Всё это напоминало театральную постановку: выступая, актеры каждый раз повторяют одни и те же реплики, одни и те же жесты, передают одни и те же эмоции. И согласно тексту пьесы первая реплика всегда за учителем. Вот сейчас Шарль-Мари Бутон зайдет в комнату юноши, начнет разговор. Сначала фразы будут казаться будничными, подобными тем, что драматург использует для оживления отдельных сцен. Затем художник вернется к вчерашнему дню, попытается выяснить у Роспера, что произошло. И дальше…
Разве что-то изменится? Через неделю или десять дней всё может повториться, подчиняясь досадной закономерности, которую Бутон не в силах разрушить. Но в любви вера освещает эти мрачные предсказания, вырывая финальные страницы из книги с надоевшей пьесой.

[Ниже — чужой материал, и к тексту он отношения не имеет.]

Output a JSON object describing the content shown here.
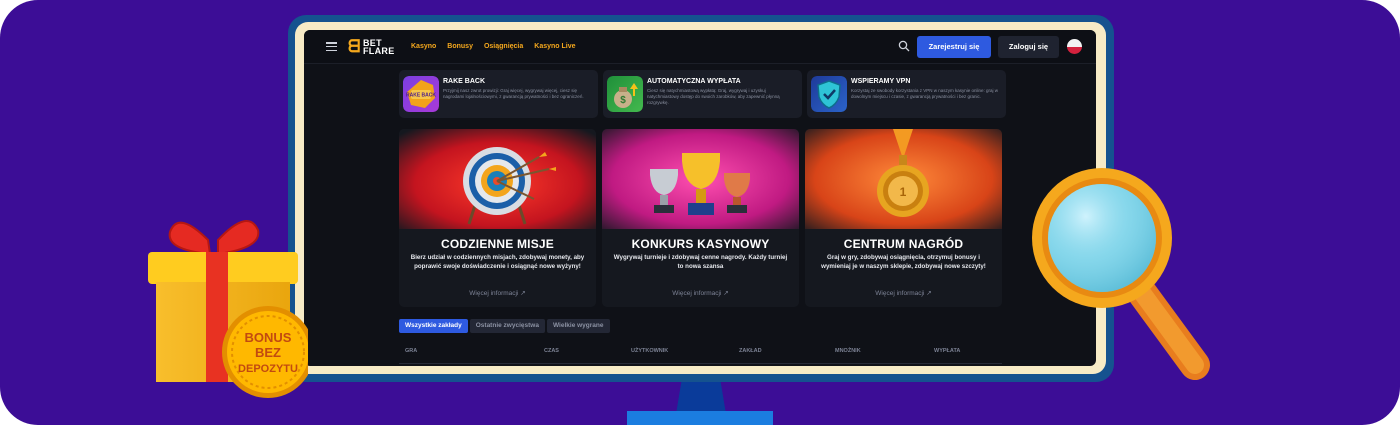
{
  "header": {
    "logo_top": "BET",
    "logo_bottom": "FLARE",
    "nav": [
      "Kasyno",
      "Bonusy",
      "Osiągnięcia",
      "Kasyno Live"
    ],
    "register_label": "Zarejestruj się",
    "login_label": "Zaloguj się"
  },
  "promos": [
    {
      "title": "RAKE BACK",
      "badge": "RAKE BACK",
      "text": "Przyjmij nasz zwrot prowizji: Graj więcej, wygrywaj więcej, ciesz się nagrodami lojalnościowymi, z gwarancją prywatności i bez ograniczeń."
    },
    {
      "title": "AUTOMATYCZNA WYPŁATA",
      "text": "Ciesz się natychmiastową wypłatą: Graj, wygrywaj i uzyskuj natychmiastowy dostęp do swoich zarobków, aby zapewnić płynną rozgrywkę."
    },
    {
      "title": "WSPIERAMY VPN",
      "text": "Korzystaj ze swobody korzystania z VPN w naszym kasynie online: graj w dowolnym miejscu i czasie, z gwarancją prywatności i bez granic."
    }
  ],
  "cards": [
    {
      "title": "CODZIENNE MISJE",
      "text": "Bierz udział w codziennych misjach, zdobywaj monety, aby poprawić swoje doświadczenie i osiągnąć nowe wyżyny!",
      "more": "Więcej informacji"
    },
    {
      "title": "KONKURS KASYNOWY",
      "text": "Wygrywaj turnieje i zdobywaj cenne nagrody. Każdy turniej to nowa szansa",
      "more": "Więcej informacji"
    },
    {
      "title": "CENTRUM NAGRÓD",
      "text": "Graj w gry, zdobywaj osiągnięcia, otrzymuj bonusy i wymieniaj je w naszym sklepie, zdobywaj nowe szczyty!",
      "more": "Więcej informacji"
    }
  ],
  "tabs": [
    "Wszystkie zakłady",
    "Ostatnie zwycięstwa",
    "Wielkie wygrane"
  ],
  "table_headers": [
    "GRA",
    "CZAS",
    "UŻYTKOWNIK",
    "ZAKŁAD",
    "MNOŻNIK",
    "WYPŁATA"
  ],
  "decor": {
    "coin_line1": "BONUS",
    "coin_line2": "BEZ",
    "coin_line3": "DEPOZYTU"
  },
  "colors": {
    "background": "#3c0d96",
    "accent": "#f5a81d",
    "primary_button": "#2e5ae0"
  }
}
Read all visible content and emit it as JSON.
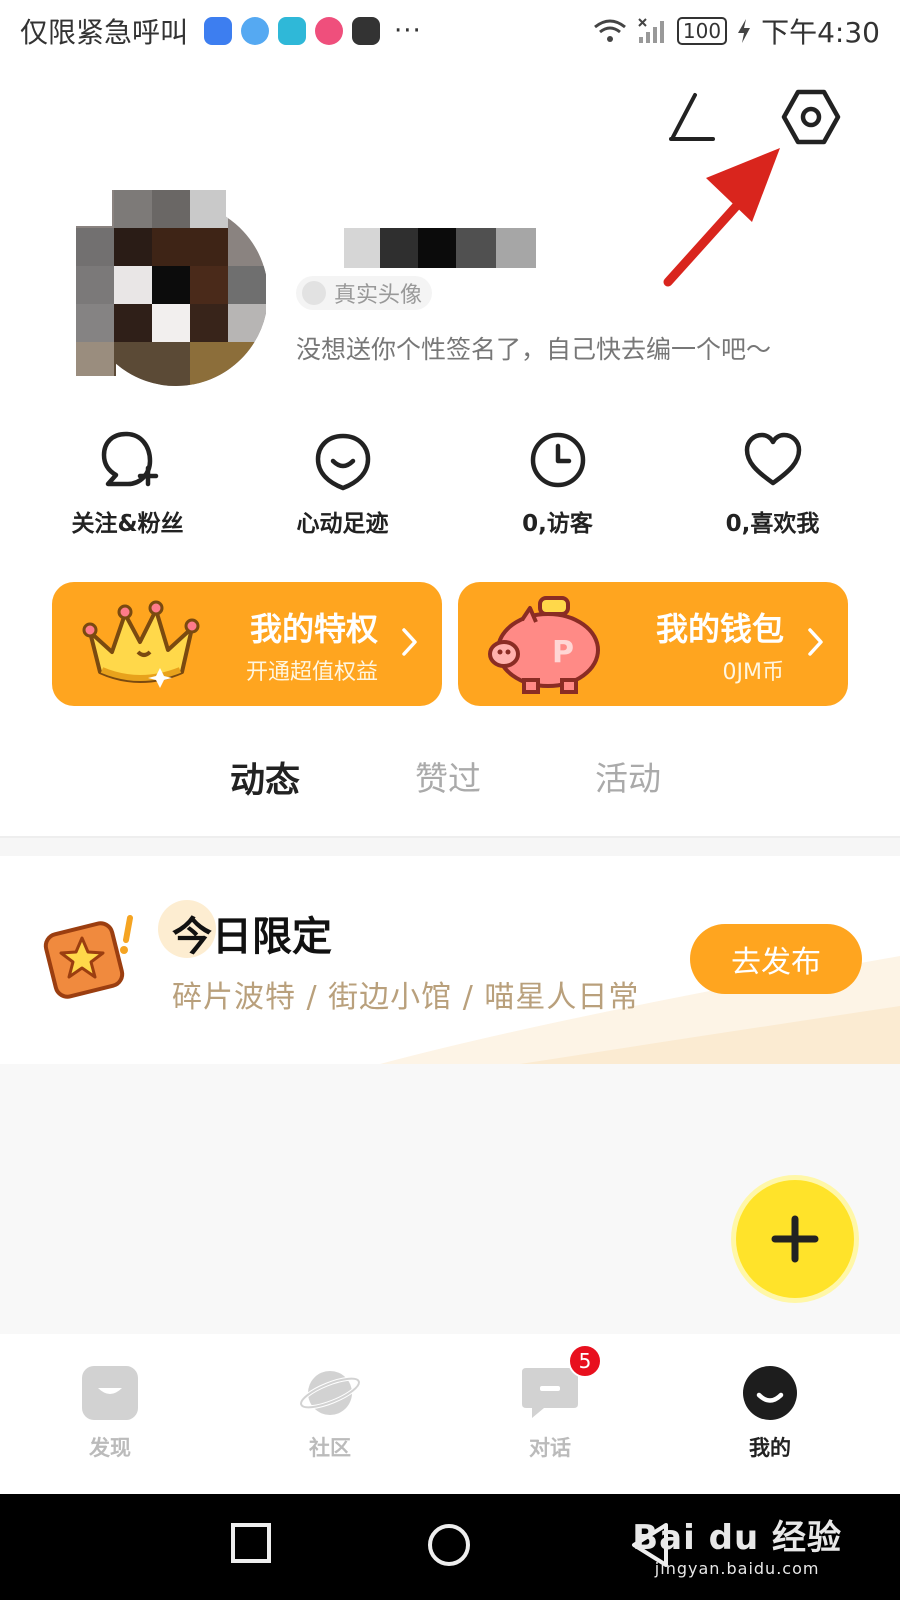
{
  "status_bar": {
    "carrier_text": "仅限紧急呼叫",
    "more": "···",
    "battery": "100",
    "time": "下午4:30"
  },
  "header": {
    "edit_icon": "edit-icon",
    "settings_icon": "settings-hexagon-icon"
  },
  "profile": {
    "verify_label": "真实头像",
    "signature": "没想送你个性签名了，自己快去编一个吧～"
  },
  "stats": [
    {
      "icon": "user-add-icon",
      "label": "关注&粉丝"
    },
    {
      "icon": "heart-face-icon",
      "label": "心动足迹"
    },
    {
      "icon": "clock-icon",
      "label": "0,访客"
    },
    {
      "icon": "heart-icon",
      "label": "0,喜欢我"
    }
  ],
  "cards": {
    "privilege": {
      "title": "我的特权",
      "subtitle": "开通超值权益"
    },
    "wallet": {
      "title": "我的钱包",
      "subtitle": "0JM币"
    }
  },
  "tabs": [
    {
      "label": "动态",
      "active": true
    },
    {
      "label": "赞过",
      "active": false
    },
    {
      "label": "活动",
      "active": false
    }
  ],
  "promo": {
    "title": "今日限定",
    "tags": "碎片波特 / 街边小馆 / 喵星人日常",
    "button": "去发布"
  },
  "bottom_nav": [
    {
      "label": "发现",
      "icon": "discover-face-icon",
      "active": false
    },
    {
      "label": "社区",
      "icon": "planet-icon",
      "active": false
    },
    {
      "label": "对话",
      "icon": "chat-bubble-icon",
      "active": false,
      "badge": "5"
    },
    {
      "label": "我的",
      "icon": "profile-smile-icon",
      "active": true
    }
  ],
  "watermark": {
    "logo": "Bai du 经验",
    "url": "jingyan.baidu.com"
  },
  "colors": {
    "accent": "#ffa51f",
    "fab": "#ffe32a",
    "badge": "#e8101e",
    "annotation_arrow": "#d9251d"
  }
}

Бутон направился в комнату Роспера. В ней царил дневной свет: юноша распахнул портьеры, чтобы начать работу. Жан стоял возле мольберта и размешивал краски мастихином. Злополучный холст исчез, на его месте появился новый, только что загрунтованный.

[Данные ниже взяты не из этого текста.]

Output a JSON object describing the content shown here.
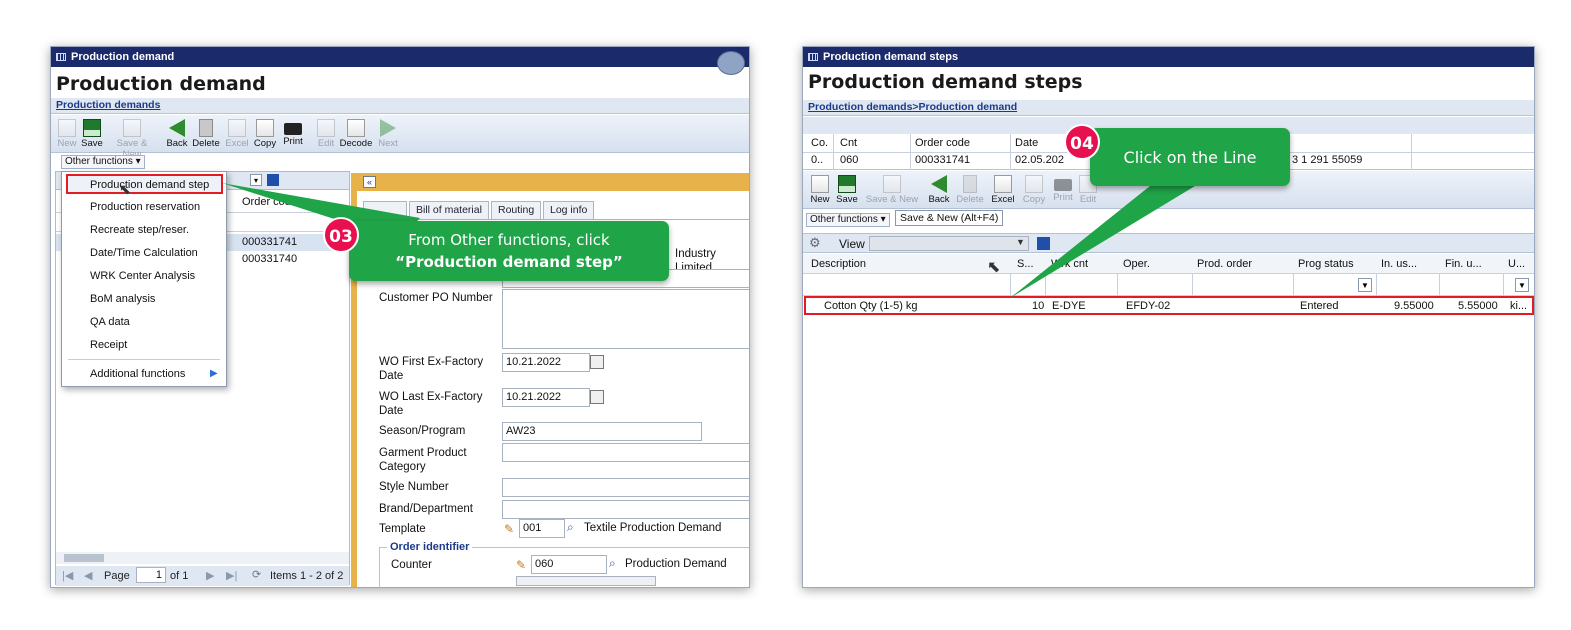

Роспер как будто не заметил появления учителя.
- Доброе утро, Жан! – произнес Бутон и попытался подтвердить собственные слова улыбкой.
- Доброе утро, учитель, - не оборачиваясь, отвечал юноша. Он делал вид, что захвачен работой.

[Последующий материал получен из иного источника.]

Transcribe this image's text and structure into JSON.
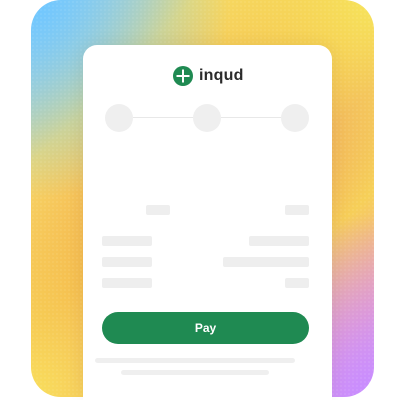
{
  "brand": {
    "name": "inqud",
    "icon": "inqud-logo-icon",
    "color": "#1f8a52"
  },
  "stepper": {
    "steps": 3,
    "current": null
  },
  "payment": {
    "pay_label": "Pay",
    "button_color": "#1f8a52"
  },
  "colors": {
    "frame_gradient": [
      "#6ec6ff",
      "#f8d868",
      "#f2a848",
      "#ef9a5c",
      "#f3a8b0",
      "#d79cff"
    ],
    "placeholder": "#eeeeee"
  }
}
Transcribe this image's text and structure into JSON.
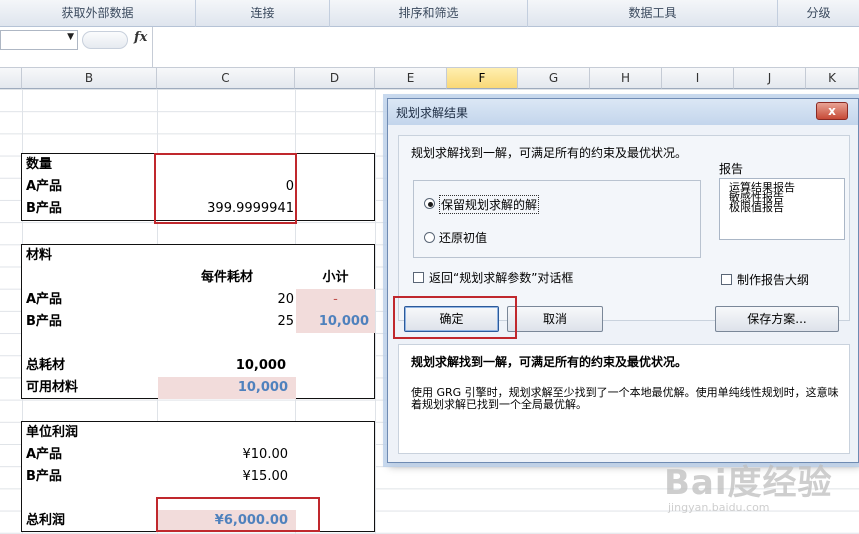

Жан – плохой актер, он вновь переигрывает в своей детской упрямой надменности. Бутон зачеркнул эти строчки. Сцену нужно переписать: реплики приелись до скрежета в зубах.
- Ты вернулся к работе! Это замечательно, - сказал Шарль-Мари Бутон.
- Да, да, я хочу написать другой этюд.
- Другой этюд? Ты придумал иной сюжет? – художник попытался привлечь юношу своим интересом.
- Да, учитель, - короткая фраза кинжалом рассекла воздух. Роспер так и не обернулся.
- Жан, обернись, пожалуйста! Я хочу видеть твое лицо, когда говорю с тобой.
Роспер отложил кисти и выполнил просьбу учителя. Жан смотрел на него как сквозь стекло – прозрачное, но непробиваемое. Шарль-Мари Бутон заметил эту неощутимую стену, испещренную трещинами от предыдущих попыток пробить её.
- Так что же ты пишешь?
- Картину. Свою собственную.
- Ты же сказал, это всего лишь этюд.
- Нет, учитель, я больше не хочу выполнять Ваши задания. Теперь я чувствую, что способен создать настоящее произведение.
Бутона охватил непонятный страх: подкравшись сзади, он рассыпался мурашками по спине. Стена между учителем и учеником превращалась в неприступную крепость из хрустального льда, а каждое слово, доносившееся с высокой башни, отдавало эхом пренебрежения к пожилому художнику.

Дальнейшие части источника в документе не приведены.